Department of Ophthalmology, Center for Translational Ocular Immunology, Tufts Medical Center, Tufts University School of Medicine, Boston, MA, United States.
Department of Ophthalmology, Harvard Medical School, Schepens Eye Research Institute/Massachusetts Eye and Ear Infirmary, Boston, MA, United States.
Front Immunol. 2020 Feb 21;11:39. doi: 10.3389/fimmu.2020.00039. eCollection 2020.
Multiphoton intravital microscopy (MP-IVM) is a powerful tool to image cells . Its application in immunology research has opened new horizons, allowing intravital imaging of leukocytes at the single-cell level. A transparent cornea is vital to retain vision. As an immune privileged site, a rapid innate response to foreign antigens is crucial in clearing opportunistic bacterial and viral pathogens, and minimizing collateral structural damage to the cornea. Furthermore, dissecting the mechanisms and preventing the immunological rejection process after corneal transplantation is imperative to retain sight. Therefore, understanding the underlying mechanisms behind corneal immunity, specifically the process of antigen presentation and adaptive immunity in the mandibular draining lymph nodes (dLNs) , is crucial. Attempts of intravital imaging of mandibular dLNs have yielded little success to date, due to breathing artifacts and the location that is difficult to access. Herein, we present the first MP-IVM mouse model of the mandibular dLNs, utilizing transgenic mice in which CD11c cells are fluorescently labeled. Furthermore, we demonstrate that CD11c-YFP cells are localized mainly in the parafollicular cortex (T cell zone) and subcapsular area and are sparsely distributed in the follicular region (B cell zone) of mandibular dLNs during steady state. A significant increase in host CD11c-YFP cell density is noted at 14 and 21 days following allogeneic corneal transplantation, compared to steady state ( < 0.05). Moreover, allogeneic corneal transplantation results in increased host-derived CD11c-YFP cell mean speed and displacement in mandibular dLNs, compared to steady state ( < 0.001). The meandering index, an index for directionality, is significantly increased after allogeneic corneal transplantation at both 14 and 21 days, compared to steady state ( < 0.001). Taken together, our study demonstrates the necessary methodology required for intravital multiphoton imaging of the mandibular dLNs, allowing visualization of spatiotemporal kinetics of immune cells , and provides a window into the corneal immune reflex arc. This technique will be a powerful tool to investigate the pathogenesis of ocular immune and inflammatory diseases.

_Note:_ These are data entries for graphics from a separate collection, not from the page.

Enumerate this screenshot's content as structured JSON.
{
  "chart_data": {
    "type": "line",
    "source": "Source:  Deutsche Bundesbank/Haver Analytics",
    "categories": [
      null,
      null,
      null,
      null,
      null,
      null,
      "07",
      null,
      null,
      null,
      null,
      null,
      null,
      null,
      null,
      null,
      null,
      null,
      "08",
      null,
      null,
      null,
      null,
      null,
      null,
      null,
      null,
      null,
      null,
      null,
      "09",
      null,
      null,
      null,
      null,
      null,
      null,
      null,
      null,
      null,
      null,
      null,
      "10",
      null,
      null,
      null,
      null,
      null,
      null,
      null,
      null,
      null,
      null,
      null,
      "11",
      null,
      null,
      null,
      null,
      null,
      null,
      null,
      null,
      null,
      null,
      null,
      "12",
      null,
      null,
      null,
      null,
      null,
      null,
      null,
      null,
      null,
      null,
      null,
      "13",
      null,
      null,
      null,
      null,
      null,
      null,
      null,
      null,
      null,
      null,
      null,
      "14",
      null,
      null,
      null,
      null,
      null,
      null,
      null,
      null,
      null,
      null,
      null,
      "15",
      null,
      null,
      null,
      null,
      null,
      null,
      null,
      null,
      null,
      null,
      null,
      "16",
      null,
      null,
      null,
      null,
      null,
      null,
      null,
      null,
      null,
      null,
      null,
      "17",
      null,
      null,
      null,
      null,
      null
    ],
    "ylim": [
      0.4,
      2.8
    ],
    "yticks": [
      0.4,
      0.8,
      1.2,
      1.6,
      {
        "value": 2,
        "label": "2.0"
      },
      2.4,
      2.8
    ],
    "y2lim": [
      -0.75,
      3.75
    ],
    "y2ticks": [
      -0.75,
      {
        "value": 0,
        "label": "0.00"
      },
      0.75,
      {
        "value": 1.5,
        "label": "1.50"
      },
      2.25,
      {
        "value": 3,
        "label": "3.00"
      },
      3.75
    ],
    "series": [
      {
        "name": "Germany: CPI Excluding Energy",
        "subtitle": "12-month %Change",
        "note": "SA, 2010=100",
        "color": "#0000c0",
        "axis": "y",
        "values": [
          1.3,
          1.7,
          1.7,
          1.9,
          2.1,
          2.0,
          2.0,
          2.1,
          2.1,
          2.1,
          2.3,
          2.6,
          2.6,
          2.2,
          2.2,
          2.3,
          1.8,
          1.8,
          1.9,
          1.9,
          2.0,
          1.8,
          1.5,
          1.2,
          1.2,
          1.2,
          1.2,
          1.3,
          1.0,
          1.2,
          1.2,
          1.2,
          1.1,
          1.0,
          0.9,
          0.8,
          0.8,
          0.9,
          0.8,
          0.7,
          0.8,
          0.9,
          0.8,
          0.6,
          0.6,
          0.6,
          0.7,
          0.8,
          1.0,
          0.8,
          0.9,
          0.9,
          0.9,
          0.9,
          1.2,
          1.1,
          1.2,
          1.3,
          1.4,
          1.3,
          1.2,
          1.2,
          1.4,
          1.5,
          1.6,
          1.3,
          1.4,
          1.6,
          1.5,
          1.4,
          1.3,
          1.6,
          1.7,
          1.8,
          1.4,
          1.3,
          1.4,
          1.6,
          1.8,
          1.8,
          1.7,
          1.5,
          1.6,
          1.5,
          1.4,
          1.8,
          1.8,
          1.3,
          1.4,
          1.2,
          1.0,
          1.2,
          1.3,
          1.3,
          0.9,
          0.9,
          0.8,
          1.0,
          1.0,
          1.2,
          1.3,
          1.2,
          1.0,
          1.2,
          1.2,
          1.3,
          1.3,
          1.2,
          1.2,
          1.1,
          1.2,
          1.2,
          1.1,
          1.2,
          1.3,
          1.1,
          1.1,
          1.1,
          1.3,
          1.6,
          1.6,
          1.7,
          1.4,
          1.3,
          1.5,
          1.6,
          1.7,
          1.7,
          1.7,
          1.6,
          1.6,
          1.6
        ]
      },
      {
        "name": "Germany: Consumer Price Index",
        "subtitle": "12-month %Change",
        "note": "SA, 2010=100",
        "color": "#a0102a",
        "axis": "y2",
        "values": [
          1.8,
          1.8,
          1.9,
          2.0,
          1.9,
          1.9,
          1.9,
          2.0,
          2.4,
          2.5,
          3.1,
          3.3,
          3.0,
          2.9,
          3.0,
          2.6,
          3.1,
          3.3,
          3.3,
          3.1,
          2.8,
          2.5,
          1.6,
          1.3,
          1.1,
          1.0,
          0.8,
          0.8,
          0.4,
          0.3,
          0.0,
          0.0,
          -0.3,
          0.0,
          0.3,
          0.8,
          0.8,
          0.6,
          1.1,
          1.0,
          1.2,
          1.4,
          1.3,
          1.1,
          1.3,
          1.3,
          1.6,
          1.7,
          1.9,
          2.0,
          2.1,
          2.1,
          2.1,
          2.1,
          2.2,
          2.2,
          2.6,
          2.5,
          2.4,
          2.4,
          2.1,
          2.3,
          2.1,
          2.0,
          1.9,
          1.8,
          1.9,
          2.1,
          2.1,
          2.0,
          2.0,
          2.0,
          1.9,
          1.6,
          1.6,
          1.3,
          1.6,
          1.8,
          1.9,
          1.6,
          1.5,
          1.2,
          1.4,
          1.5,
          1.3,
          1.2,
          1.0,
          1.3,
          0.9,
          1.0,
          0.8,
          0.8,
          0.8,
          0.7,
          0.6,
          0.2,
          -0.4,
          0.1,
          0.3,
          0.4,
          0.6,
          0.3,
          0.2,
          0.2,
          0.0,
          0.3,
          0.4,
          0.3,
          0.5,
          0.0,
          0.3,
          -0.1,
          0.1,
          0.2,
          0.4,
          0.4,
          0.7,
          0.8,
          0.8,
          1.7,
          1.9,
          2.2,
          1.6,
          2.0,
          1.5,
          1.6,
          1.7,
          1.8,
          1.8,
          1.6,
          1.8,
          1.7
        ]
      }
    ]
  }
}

多光子活体显微镜(MP-IVM)是一种强大的成像细胞的工具。它在免疫学研究中的应用开辟了新的视野,使得能够在单细胞水平上对白细胞进行活体成像。透明的角膜对于保持视力至关重要。作为一个免疫特惠部位,快速的先天反应对于清除机会性细菌和病毒病原体,以及最大限度地减少对角膜的结构损伤至关重要。此外,剖析角膜移植后免疫排斥过程的机制并加以预防对于保持视力至关重要。因此,了解角膜免疫的潜在机制,特别是下颌引流淋巴结(dLNs)中的抗原呈递和适应性免疫过程,至关重要。迄今为止,由于呼吸伪影和难以接近的位置,尝试对下颌 dLNs 进行活体成像的效果甚微。在此,我们介绍了第一个利用荧光标记 CD11c 细胞的转基因小鼠模型进行下颌 dLNs 的多光子活体显微镜成像。此外,我们证明,在稳态下,CD11c-YFP 细胞主要位于副皮质区(T 细胞区)和被膜下区,稀疏分布于下颌 dLNs 的滤泡区(B 细胞区)。与稳态相比,同种异体角膜移植后 14 天和 21 天,宿主 CD11c-YFP 细胞密度显著增加(<0.05)。此外,与稳态相比,同种异体角膜移植导致下颌 dLNs 中宿主来源的 CD11c-YFP 细胞平均速度和位移增加(<0.001)。与稳态相比,在同种异体角膜移植后 14 天和 21 天,方向性指标——曲折指数显著增加(<0.001)。总之,我们的研究证明了进行下颌 dLNs 活体多光子成像所需的必要方法学,使得能够可视化免疫细胞的时空动力学,并为角膜免疫反射弧提供了一个窗口。这项技术将成为研究眼部免疫和炎症性疾病发病机制的有力工具。